Dans la même optique, et en rapport avec les recherches communes de Wassily Kandinsky et Arnold Schönberg sur la synesthésie, les associations entre sons et couleurs, Baranoff met aussi au point un appareil de « projection visualo-colorée » qui lui permet de donner ses premiers « concerts lumineux » en Norvège (1916) pour laquelle il quitte Paris avec l’éclatement de la Guerre. Cette invention annonce la création du Piano optophonique en 1920-1923 (Centre Pompidou) « projetant dans l’espace ou sur un écran des couleurs et des formes mouvantes et variées à l’infini, dépendant absolument, comme dans le piano sonore, du fonctionnement des touches » (Baranoff-Rossiné, L’Institut d’art opto-phonique, 1925).

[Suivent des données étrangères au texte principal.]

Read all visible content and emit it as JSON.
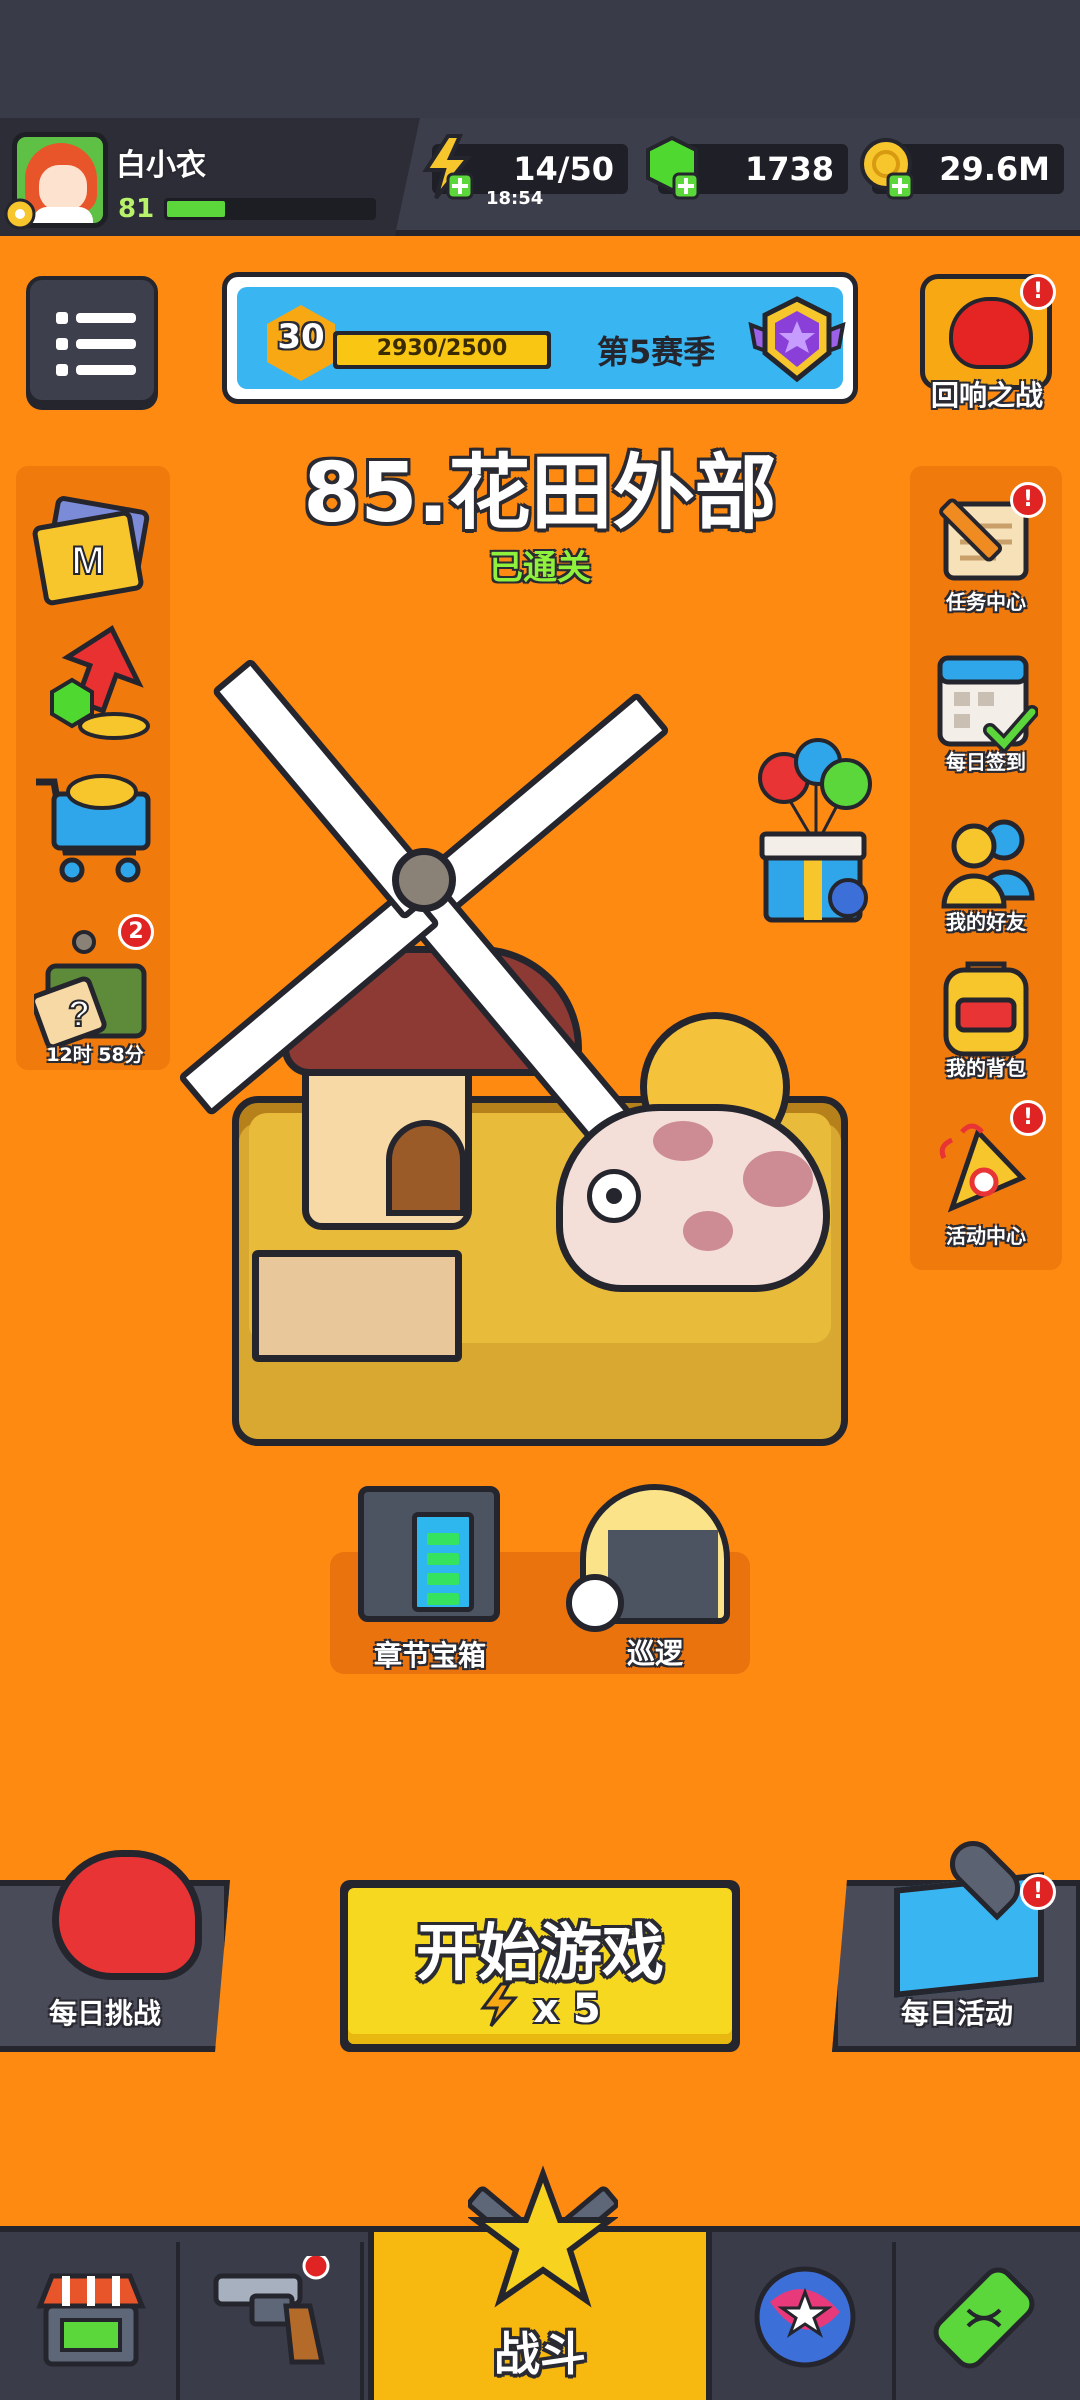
{
  "player": {
    "name": "白小衣",
    "level": "81",
    "xp_progress": 0.28
  },
  "resources": {
    "energy": "14/50",
    "energy_timer": "18:54",
    "gems": "1738",
    "coins": "29.6M"
  },
  "season": {
    "level": "30",
    "progress": "2930/2500",
    "progress_fraction": 1.0,
    "label": "第5赛季"
  },
  "echo_battle": {
    "label": "回响之战",
    "alert": "!"
  },
  "stage": {
    "title": "85.花田外部",
    "status": "已通关"
  },
  "left_menu": {
    "timer_chest_badge": "2",
    "timer_chest_time": "12时 58分"
  },
  "right_menu": {
    "items": [
      {
        "label": "任务中心",
        "alert": "!"
      },
      {
        "label": "每日签到"
      },
      {
        "label": "我的好友"
      },
      {
        "label": "我的背包"
      },
      {
        "label": "活动中心",
        "alert": "!"
      }
    ]
  },
  "middle": {
    "chapter_chest": "章节宝箱",
    "patrol": "巡逻"
  },
  "actions": {
    "daily_challenge": "每日挑战",
    "start_game": "开始游戏",
    "start_cost": "x 5",
    "daily_event": "每日活动",
    "daily_event_alert": "!"
  },
  "bottom_nav": {
    "battle": "战斗"
  },
  "colors": {
    "background": "#ff8a12",
    "dark": "#25252e",
    "panel": "#3d3e4b",
    "accent_yellow": "#f6d820",
    "cleared_green": "#8ff13b",
    "alert_red": "#e02424"
  }
}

Sous une apparence traditionnelle de piano droit à clavier, l’instrument de Baranoff dissimule un dispositif mécanique constitué de disques peints par l’artiste (dont nous allons montrer un dans le cadre de notre exposition), complété par un ensemble de prismes, de lentilles, de miroirs, d’une source lumineuse et d’un écran de projection. Les images mouvantes sont projetées sur l’écran au rythme de la musique émise par les disques.
Finalement, nous allons exposer plusieurs oeuvres réalisées par l’artiste après son retour définitif à Paris en 1925 (en 1917, il revient en Russie pour s’investir dans le mouvement révolutionnaire) marquées par la montée en force du surréalisme et les recherches biomorphes des avant-gardes de l’époque. Tant dans ses oeuvres figuratives qu’abstraites nous retrouvons alors des formes organiques proches de celles utilisées par Salvador Dali, Juan Miro, Yves Tanguy mais aussi Fernand Léger.
L’exposition est organisée en collaboration avec Jean-Claude Marcadé, spécialiste de l’avant-garde russe, et sera accompagnée d’un catalogue.